Monday, September 24, 2007

32-bit or 64-bit?


64 bit architectures are around for some times now. This blog entry is my response to the following question asked by couple of IT managers recently.

Will J2EE application deployment benefit from 64-bit technology?

Here’s my response after scouring through various resources.

Java/J2EE is a layered architecture. Layers from bottom to top are processor hardware, operating system, JVM, application server, custom applications. It is very important to look at each layer of the architecture to understand its role in 64-bit architecture.

Processor Hardware

Several processor architectures offer 64-bit computing power – Itanium 64-bit, AMD64, Xeon 64 bit, SPARC etc. Irrespective of the architecture 64-bit hardware offers following common benefits over their 32-bit counterpart.

a) In 32-bit Java heap memory allocation is limited by ~2G. 64-bit memory addressing gives virtually unlimited heap allocation and It is only limited by available physical and swap memory of the server.

b) 64-bit hardware has 64 bits data path between CPU and RAM.

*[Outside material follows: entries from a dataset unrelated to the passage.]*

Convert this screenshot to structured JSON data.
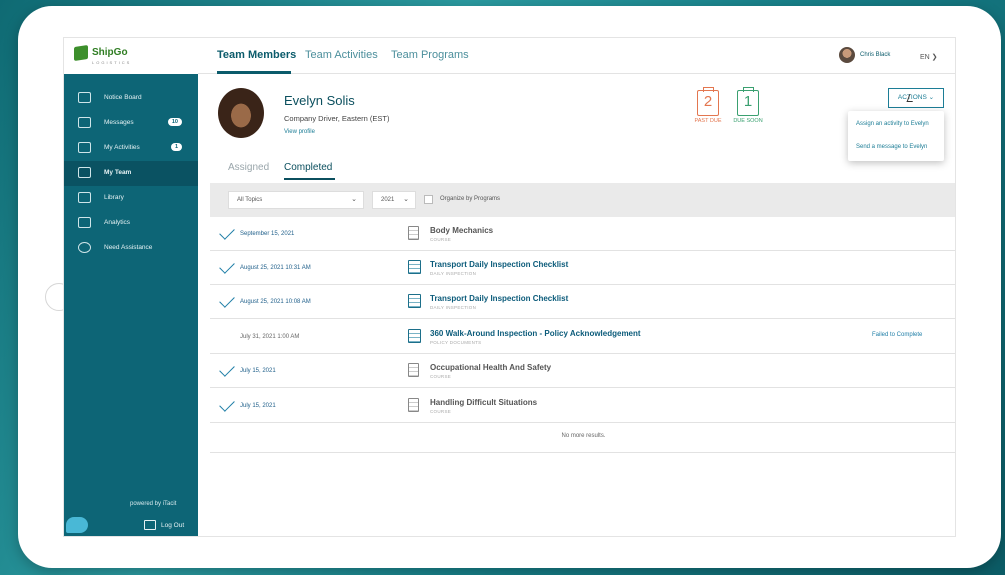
{
  "app": {
    "logo_name": "ShipGo",
    "logo_sub": "LOGISTICS"
  },
  "nav_tabs": [
    "Team Members",
    "Team Activities",
    "Team Programs"
  ],
  "user": {
    "name": "Chris Black",
    "lang": "EN ❯"
  },
  "sidebar": {
    "items": [
      {
        "label": "Notice Board",
        "badge": ""
      },
      {
        "label": "Messages",
        "badge": "10"
      },
      {
        "label": "My Activities",
        "badge": "1"
      },
      {
        "label": "My Team",
        "badge": ""
      },
      {
        "label": "Library",
        "badge": ""
      },
      {
        "label": "Analytics",
        "badge": ""
      },
      {
        "label": "Need Assistance",
        "badge": ""
      }
    ],
    "powered": "powered by iTacit",
    "logout": "Log Out"
  },
  "profile": {
    "name": "Evelyn Solis",
    "role": "Company Driver, Eastern (EST)",
    "link": "View profile"
  },
  "stats": {
    "past_count": "2",
    "past_label": "PAST DUE",
    "due_count": "1",
    "due_label": "DUE SOON"
  },
  "actions": {
    "label": "ACTIONS ⌄",
    "options": [
      "Assign an activity to Evelyn",
      "Send a message to Evelyn"
    ]
  },
  "subtabs": [
    "Assigned",
    "Completed"
  ],
  "filters": {
    "topic": "All Topics",
    "year": "2021",
    "organize": "Organize by Programs"
  },
  "rows": [
    {
      "date": "September 15, 2021",
      "title": "Body Mechanics",
      "type": "COURSE",
      "status": "",
      "done": true
    },
    {
      "date": "August 25, 2021 10:31 AM",
      "title": "Transport Daily Inspection Checklist",
      "type": "DAILY INSPECTION",
      "status": "",
      "done": true
    },
    {
      "date": "August 25, 2021 10:08 AM",
      "title": "Transport Daily Inspection Checklist",
      "type": "DAILY INSPECTION",
      "status": "",
      "done": true
    },
    {
      "date": "July 31, 2021 1:00 AM",
      "title": "360 Walk-Around Inspection - Policy Acknowledgement",
      "type": "POLICY DOCUMENTS",
      "status": "Failed to Complete",
      "done": false
    },
    {
      "date": "July 15, 2021",
      "title": "Occupational Health And Safety",
      "type": "COURSE",
      "status": "",
      "done": true
    },
    {
      "date": "July 15, 2021",
      "title": "Handling Difficult Situations",
      "type": "COURSE",
      "status": "",
      "done": true
    }
  ],
  "no_more": "No more results."
}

It is also worth to note that, other than memory allocation advantages 64-bit hardware is not expected to give better performance than 32-bit counterpart with similar architecture and speed.

Operating System

Most of the mainstreams operating systems support one ore more processor architectures.

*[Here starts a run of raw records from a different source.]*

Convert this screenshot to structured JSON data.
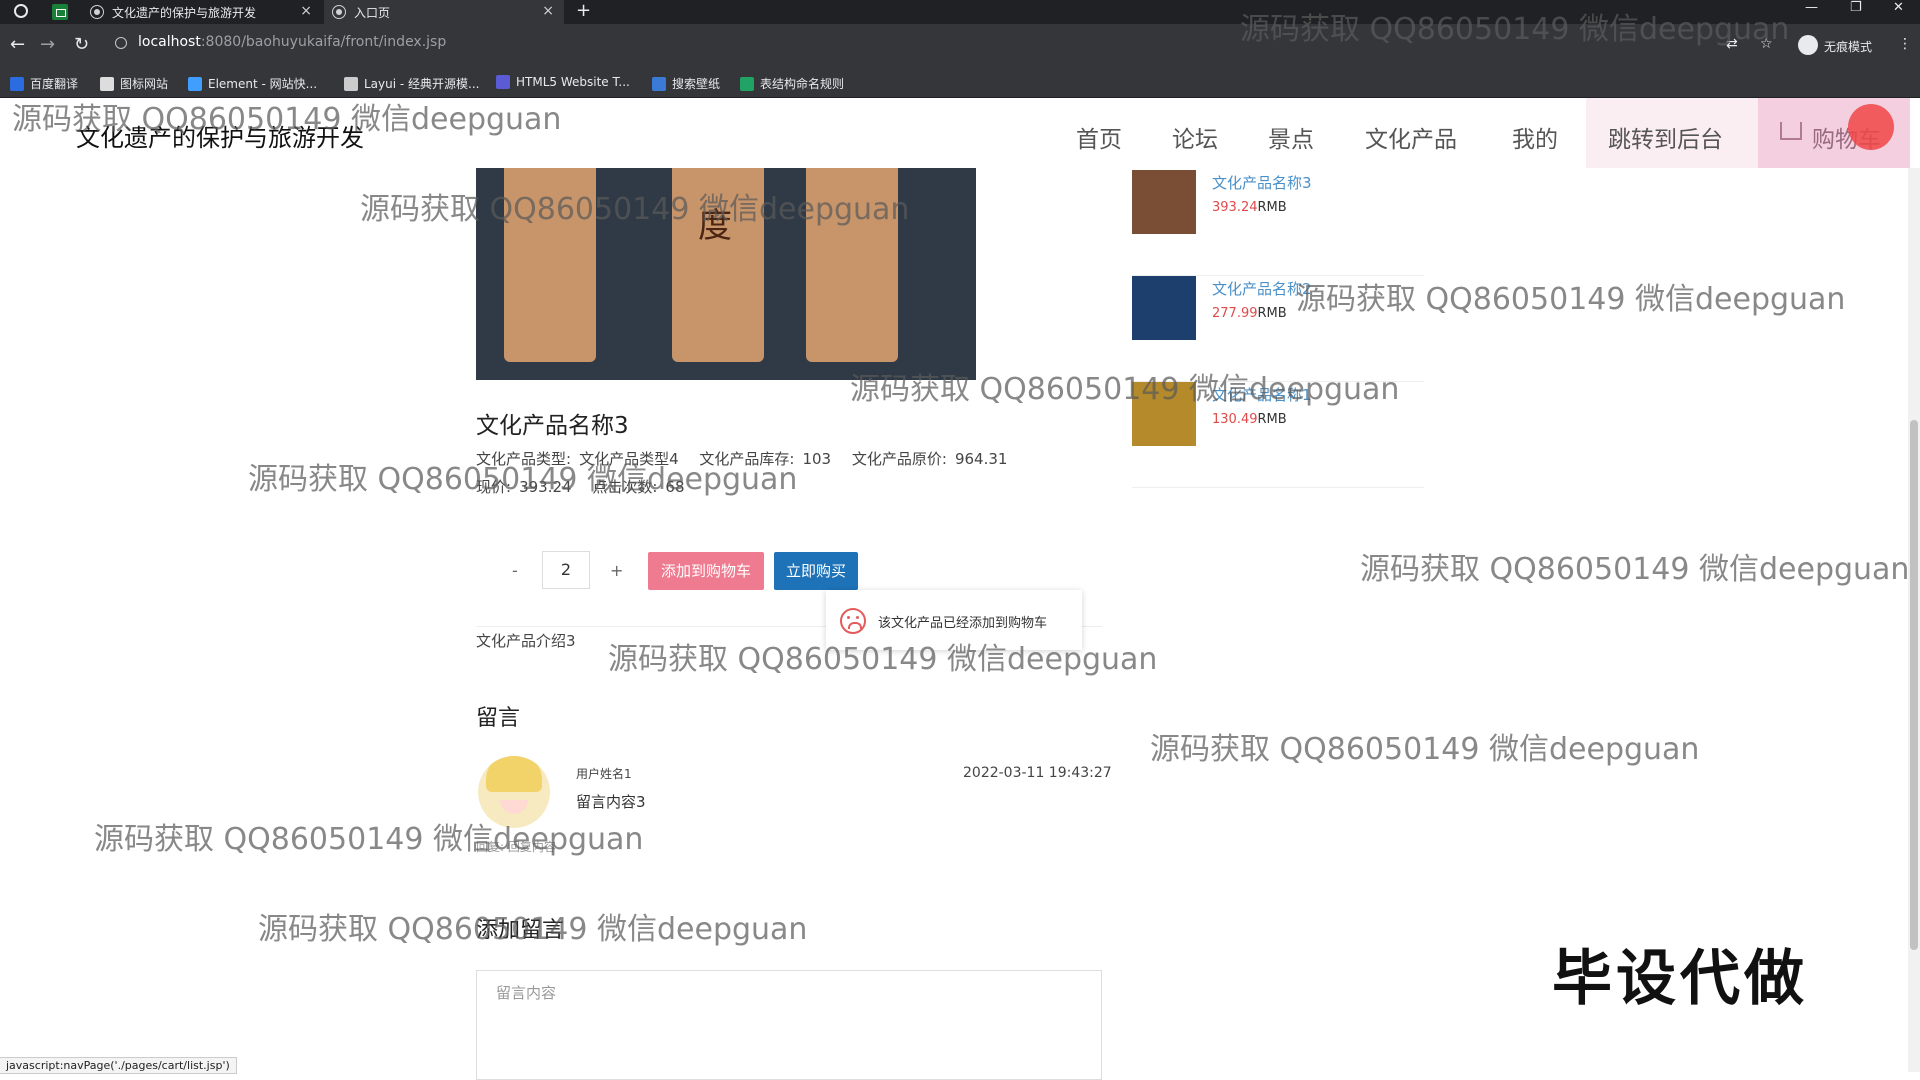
{
  "browser": {
    "tabs": [
      {
        "label": "文化遗产的保护与旅游开发"
      },
      {
        "label": "入口页"
      }
    ],
    "url_host": "localhost",
    "url_path": ":8080/baohuyukaifa/front/index.jsp",
    "incognito_label": "无痕模式",
    "bookmarks": [
      {
        "label": "百度翻译",
        "color": "#2b6de0"
      },
      {
        "label": "图标网站",
        "color": "#dddddd"
      },
      {
        "label": "Element - 网站快...",
        "color": "#409eff"
      },
      {
        "label": "Layui - 经典开源模...",
        "color": "#cccccc"
      },
      {
        "label": "HTML5 Website T...",
        "color": "#5b5bd6"
      },
      {
        "label": "搜索壁纸",
        "color": "#3b7bd6"
      },
      {
        "label": "表结构命名规则",
        "color": "#21a366"
      }
    ],
    "status_url": "javascript:navPage('./pages/cart/list.jsp')"
  },
  "site": {
    "brand": "文化遗产的保护与旅游开发",
    "nav": [
      "首页",
      "论坛",
      "景点",
      "文化产品",
      "我的",
      "跳转到后台",
      "购物车"
    ]
  },
  "product": {
    "title": "文化产品名称3",
    "type_label": "文化产品类型:",
    "type_value": "文化产品类型4",
    "stock_label": "文化产品库存:",
    "stock_value": "103",
    "orig_price_label": "文化产品原价:",
    "orig_price_value": "964.31",
    "price_label": "现价:",
    "price_value": "393.24",
    "clicks_label": "点击次数:",
    "clicks_value": "68",
    "quantity": "2",
    "minus": "-",
    "plus": "+",
    "add_cart_label": "添加到购物车",
    "buy_now_label": "立即购买",
    "toast": "该文化产品已经添加到购物车",
    "intro": "文化产品介绍3"
  },
  "comments": {
    "title": "留言",
    "items": [
      {
        "user": "用户姓名1",
        "content": "留言内容3",
        "time": "2022-03-11 19:43:27",
        "reply": "回复: 回复内容"
      }
    ],
    "add_title": "添加留言",
    "placeholder": "留言内容"
  },
  "sidebar": [
    {
      "name": "文化产品名称3",
      "price": "393.24",
      "unit": "RMB"
    },
    {
      "name": "文化产品名称2",
      "price": "277.99",
      "unit": "RMB"
    },
    {
      "name": "文化产品名称1",
      "price": "130.49",
      "unit": "RMB"
    }
  ],
  "overlays": {
    "watermark": "源码获取 QQ86050149 微信deepguan",
    "big_mark": "毕设代做"
  },
  "colors": {
    "add_cart": "#ee7b8f",
    "buy_now": "#1e73b8",
    "price_red": "#e04a4a",
    "link_blue": "#4a90c8"
  }
}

Specifically for WebLogic applications, BEA certifies several 64-bit configurations.

The operating systems for those 64-bit architectures generally support both 32-bit and 64-bit applications.

JVM

In addition of the processor and operating systems, JVM plays a critical role in overall performance of the 64 bit architectures.

An article on Dev2Dev about Jrockit JVM and Itanium processor gives good insight about JVM capabilities to exploit 64-bit hardware’s computing power.

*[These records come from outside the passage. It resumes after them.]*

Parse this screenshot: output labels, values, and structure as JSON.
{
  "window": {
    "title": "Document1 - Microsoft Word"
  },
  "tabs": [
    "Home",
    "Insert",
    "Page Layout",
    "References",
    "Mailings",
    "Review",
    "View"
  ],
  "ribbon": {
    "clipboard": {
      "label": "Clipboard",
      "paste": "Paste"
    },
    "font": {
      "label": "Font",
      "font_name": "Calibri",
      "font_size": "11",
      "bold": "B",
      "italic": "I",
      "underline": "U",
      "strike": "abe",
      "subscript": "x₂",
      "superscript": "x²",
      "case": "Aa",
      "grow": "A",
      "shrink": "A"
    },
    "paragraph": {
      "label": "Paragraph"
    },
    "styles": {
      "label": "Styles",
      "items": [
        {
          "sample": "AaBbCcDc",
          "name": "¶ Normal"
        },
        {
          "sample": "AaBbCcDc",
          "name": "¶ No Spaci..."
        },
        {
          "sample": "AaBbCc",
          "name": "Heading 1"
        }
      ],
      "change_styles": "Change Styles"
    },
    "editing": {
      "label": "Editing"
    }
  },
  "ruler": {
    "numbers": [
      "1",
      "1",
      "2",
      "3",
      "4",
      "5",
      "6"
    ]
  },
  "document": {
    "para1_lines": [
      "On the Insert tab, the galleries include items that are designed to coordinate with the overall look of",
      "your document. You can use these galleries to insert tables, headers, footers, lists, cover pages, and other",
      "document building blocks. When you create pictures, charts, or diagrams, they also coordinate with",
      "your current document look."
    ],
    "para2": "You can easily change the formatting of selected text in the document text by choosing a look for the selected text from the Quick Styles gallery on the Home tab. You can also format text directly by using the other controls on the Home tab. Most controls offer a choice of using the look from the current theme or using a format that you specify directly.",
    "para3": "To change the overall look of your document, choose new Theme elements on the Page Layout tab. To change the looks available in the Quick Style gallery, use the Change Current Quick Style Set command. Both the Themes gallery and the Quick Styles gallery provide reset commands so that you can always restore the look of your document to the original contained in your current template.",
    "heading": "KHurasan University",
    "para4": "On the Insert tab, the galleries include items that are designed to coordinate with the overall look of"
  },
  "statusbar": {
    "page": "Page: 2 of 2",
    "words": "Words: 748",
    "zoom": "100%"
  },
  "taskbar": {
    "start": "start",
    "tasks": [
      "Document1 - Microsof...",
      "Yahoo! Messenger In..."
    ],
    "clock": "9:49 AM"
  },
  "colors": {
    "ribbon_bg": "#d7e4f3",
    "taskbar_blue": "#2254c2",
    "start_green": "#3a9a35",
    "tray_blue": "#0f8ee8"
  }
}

For given application platform configuration one or more options are available for JVM. Larger heap allocations result in greater overhead on garbage collection performance. Each JVM has more than GC options targeted for large heap allocations.

It is also important to note that other than higher memory allocations, for a given 64 bit hardware and OS 64-bit JVM is not expected to offer significant performance gain over 32-bit JVM running on same 64 bit hardware and OS. Sun 64-bit JVM performance is lower than 32-bit JVM, while BEA JRockit 64-bit performance is marginally better than 32-bit version in reported benchmark data.

It is recommended to run your own benchmarks to measure 64-bit performance gain, select JVM and ideal GC scheme.

Application Characteristics and Architecture

At last answers of following questions will also help if you are considering investment in 64-bit architecture.

a) Is application's performance really constrained by java heap size limit (~2G)?

In J2EE and java world more resources (heap memory, threads etc) do not translate in higher performance every time. Most of the large J2EE applications can scale very well by running multiple instances (with "<2g").>

b) Will application architecture really benefit from - 64 bit arithmetic, wider data path?

If application is not memory bound, it will not benefit. Most of the J2EE applications are I/O bound.

c) Is application architected to leverage 64-bit benefits?

Most of the large application can scale without having large heap size of the individual application instances. Nevertheless possibility of the large heap allocations opens up new opportunities to take application's performance next level. Application can implement large data cache by custom cache implementation or using third party caching products to cut down database I/O calls significantly.